Trump Interested in Asking Arab States to Fund Iran War, White House Says
The White House has signaled that President Donald Trump wants Arab states to help shoulder the financial burden of the US-Israel war against Iran.
This comes amid a Reuters report that Saudi Crown Prince Mohammed bin Salman privately urged Trump to maintain tough pressure on Iran and avoid easing military action too soon.
White House Press Secretary Karoline Leavitt said on Monday that Trump is “quite interested” in asking Arab countries to help pay for the war with Iran. She made the remark after being asked by a reporter who would cover the costs of the conflict and whether Gulf states would step in financially.

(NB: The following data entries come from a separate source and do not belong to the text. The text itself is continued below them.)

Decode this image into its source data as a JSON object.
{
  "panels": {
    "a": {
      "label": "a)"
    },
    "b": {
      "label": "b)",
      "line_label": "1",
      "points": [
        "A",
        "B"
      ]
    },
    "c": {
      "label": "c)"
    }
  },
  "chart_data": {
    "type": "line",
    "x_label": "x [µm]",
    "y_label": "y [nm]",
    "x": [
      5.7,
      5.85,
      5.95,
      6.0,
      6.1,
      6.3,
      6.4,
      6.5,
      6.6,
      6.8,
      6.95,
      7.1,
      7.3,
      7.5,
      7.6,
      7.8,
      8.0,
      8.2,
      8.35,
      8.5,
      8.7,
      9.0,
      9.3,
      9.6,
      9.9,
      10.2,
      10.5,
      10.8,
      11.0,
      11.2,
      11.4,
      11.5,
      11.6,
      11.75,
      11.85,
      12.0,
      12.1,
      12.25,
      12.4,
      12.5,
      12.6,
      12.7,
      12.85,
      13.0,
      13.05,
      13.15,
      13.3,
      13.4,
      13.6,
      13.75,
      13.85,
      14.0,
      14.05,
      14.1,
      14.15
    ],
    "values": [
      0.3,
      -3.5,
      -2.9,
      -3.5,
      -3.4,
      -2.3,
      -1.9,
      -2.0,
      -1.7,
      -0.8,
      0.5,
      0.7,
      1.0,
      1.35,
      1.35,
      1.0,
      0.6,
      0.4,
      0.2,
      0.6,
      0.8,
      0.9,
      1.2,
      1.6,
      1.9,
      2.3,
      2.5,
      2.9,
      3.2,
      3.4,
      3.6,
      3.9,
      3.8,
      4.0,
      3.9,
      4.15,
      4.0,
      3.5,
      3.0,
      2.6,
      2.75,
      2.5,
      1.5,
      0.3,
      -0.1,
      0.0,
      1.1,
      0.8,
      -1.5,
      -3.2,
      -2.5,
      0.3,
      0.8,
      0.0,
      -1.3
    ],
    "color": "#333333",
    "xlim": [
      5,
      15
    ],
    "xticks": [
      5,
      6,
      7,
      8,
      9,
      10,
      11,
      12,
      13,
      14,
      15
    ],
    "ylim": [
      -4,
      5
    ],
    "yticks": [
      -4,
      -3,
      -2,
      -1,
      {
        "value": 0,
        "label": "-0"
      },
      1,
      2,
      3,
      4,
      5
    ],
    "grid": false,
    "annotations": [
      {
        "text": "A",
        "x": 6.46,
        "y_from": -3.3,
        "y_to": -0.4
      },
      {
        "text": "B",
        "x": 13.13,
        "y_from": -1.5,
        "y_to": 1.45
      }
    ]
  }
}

The comments point to a growing desire inside the Trump administration to spread the financial burden of the war across wealthy Gulf allies. The United States has already spent billions of dollars on military operations, troop deployments, missile defense and support for Israel, while the conflict has also added pressure to energy markets and regional shipping routes.
With that response, the White House effectively sent a public message to Arab governments that Washington expects them to contribute not only to military and logistical costs, but potentially to post-war stabilization and reconstruction as well. That could place Gulf capitals under fresh diplomatic pressure at a time when many are already facing direct economic and security fallout from the conflict.
From Washington’s perspective, the argument is likely to be that Gulf Arab states have the most immediate stake in the outcome, especially with Iranian attacks, shipping disruptions and threats to energy infrastructure already affecting the wider region. Supporters of burden-sharing may also argue that US military protection of sea lanes and regional partners should not come at an open-ended cost to American taxpayers.
Meanwhile, the idea is far more politically sensitive. Several Gulf countries have already paid a heavy price through missile and drone threats, higher security spending, disrupted trade and fears of escalation, even though they were not the ones who launched the war. Asking them to directly fund it could deepen unease in capitals that have publicly tried to balance security ties with Washington against the need to avoid a broader confrontation with Tehran.
Gulf states have in the past contributed to regional military campaigns, anti-missile defenses and US-led security arrangements, particularly when conflict threatened strategic waterways or oil infrastructure. Still, a direct request to help finance a war with Iran would mark a more explicit and politically fraught step.
The timing is also delicate because Gulf governments have spent years trying to lower tensions with Iran through diplomacy, backchannel contacts and regional de-escalation efforts. A public funding role in the war could complicate those efforts and expose them to retaliation, both economically and militarily.
In the short term, Trump’s comments appear aimed at testing how much financial and political backing Washington can extract from its regional partners without widening the diplomatic fallout. Whether Gulf states are willing to write that check is another matter entirely.